I don’t know what you’d consider more political: two immigrants designing at the most prolific American fashion house in these times or David Bowie’s ‘This is Not America’ playing in the show’s denouement at Raf Simons and Pieter Mulier’s debut at Calvin Klein Collection. In Trump’s America there are threats to immigration; protectionism is rife—Trump wants American jobs to go to Americans. Cue Simons and his partner-in-design Mulier to effectively pose a counterpoint to the nationalism that we lay witness to nowadays.
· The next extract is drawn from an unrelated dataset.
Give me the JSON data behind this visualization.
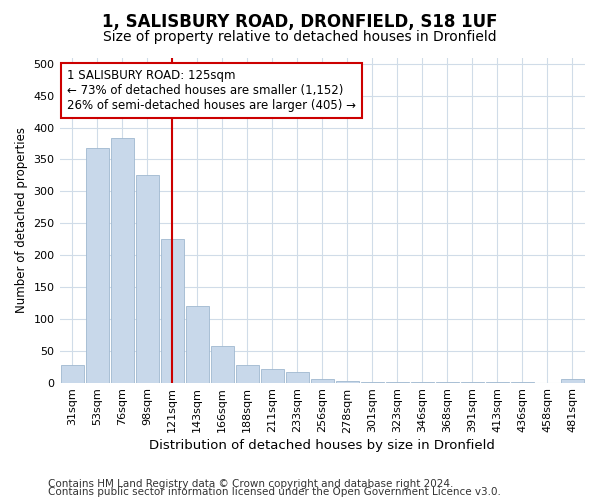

At his Fall 2017 menswear show, displayed last week during New York Fashion Week: Men’s, I highlighted Simons’ obsession with American culture. For him to be positioned at an esteemed American brand it was obvious that he wouldn’t be disembowelling it and rebranding it: he’d be elevating it, celebrating and lavishing in the opportunity. His so-called “homage to America” began with the venue—the Calvin Klein headquarters. A Sterling Ruby installation—about America—hung overhead. (His front row—much was made of it—featured a lineup of famous faces, including Lauren Hutton, Brooke Shields, Julianne Moore, Gwyneth Paltrow, Millie Bobby Brown. It was an amalgam of those who have had a working relationship with the brand over the years.) The pressing question that has been in my mind since the announcement last August was: what would it look like?
As I mentioned previously, there would be no disembowelment of Calvin’s codes, only elevation. And so he presented us with that. A colour-blocked ensemble consisting of bold crimson trousers, a colour-blocked utility shirt in blue with burgundy breast-pockets and a white turtleneck opened the show, with square-toed boots (reimagined cowboy boots). The Americana references came in droves. Simons and Mulier wanted to capture “the future, the past, Art Deco, the city, the American West, all of these things and none of these things. Not one era, not one thing, not one look.” A complex statement—typical of a press release—but an apt one. Men and women were dressed in identical workwear-inspired clothing to evoke the idea of a uniform. The city slicker wore sharp double-breasted suiting and cowboy boots. Sleeves were given the varsity sweater treatment. The denim was reminiscent of Brooke Shield’s iconic campaign imagery from the 90s—a monumental moment for American fashion.
The reference pool was most blatant when an American flag skirt took to the runway. It was excellently tailored, fringed with gold—surely, attempting to make America great again. The ensuing coat was embellished with fine jewels, evoking the image of the fifty stars present on the star-spangled banner. The covert references however were with the plastic sheeting that covered many of the outfits. A canary-yellow fur coat wrapped in plastic? Delicate feathers wrapped in plastic? Partly fetishistic, partly uneasy—indicative of the unease, the slippery-to-the-touch reality of America, from food to culture.
To this critic, much of this was if Simons was reinterpreting his own archive. There was the colour-blocking joy of Jil Sander; the swishy femininity and couture-like sensibilities from his Dior days; the raw and real masculinity of Raf Simons, his eponymous menswear label. But there was Calvin too—90s Calvin, when the namesake designer was still creating for the house; whiffs of Francisco Costa, his predecessor, and his favouring of clean lines and slightly stiff outerwear were also evident.
“It’s the unique beauty and emotion of America”, albeit told through the eyes of the outsiders. Everything always looks and appears better when it’s told from the perspective of the outsider. It removes the grubbiness, the actuality, which we’re all beginning to come to terms with, is that it’s nothing something great or wonderful, but it has to be conserved. This moment doesn’t redefine American fashion but it does invigorate it at a time when it needs it most. Simons and Mulier are off to a remarkable start.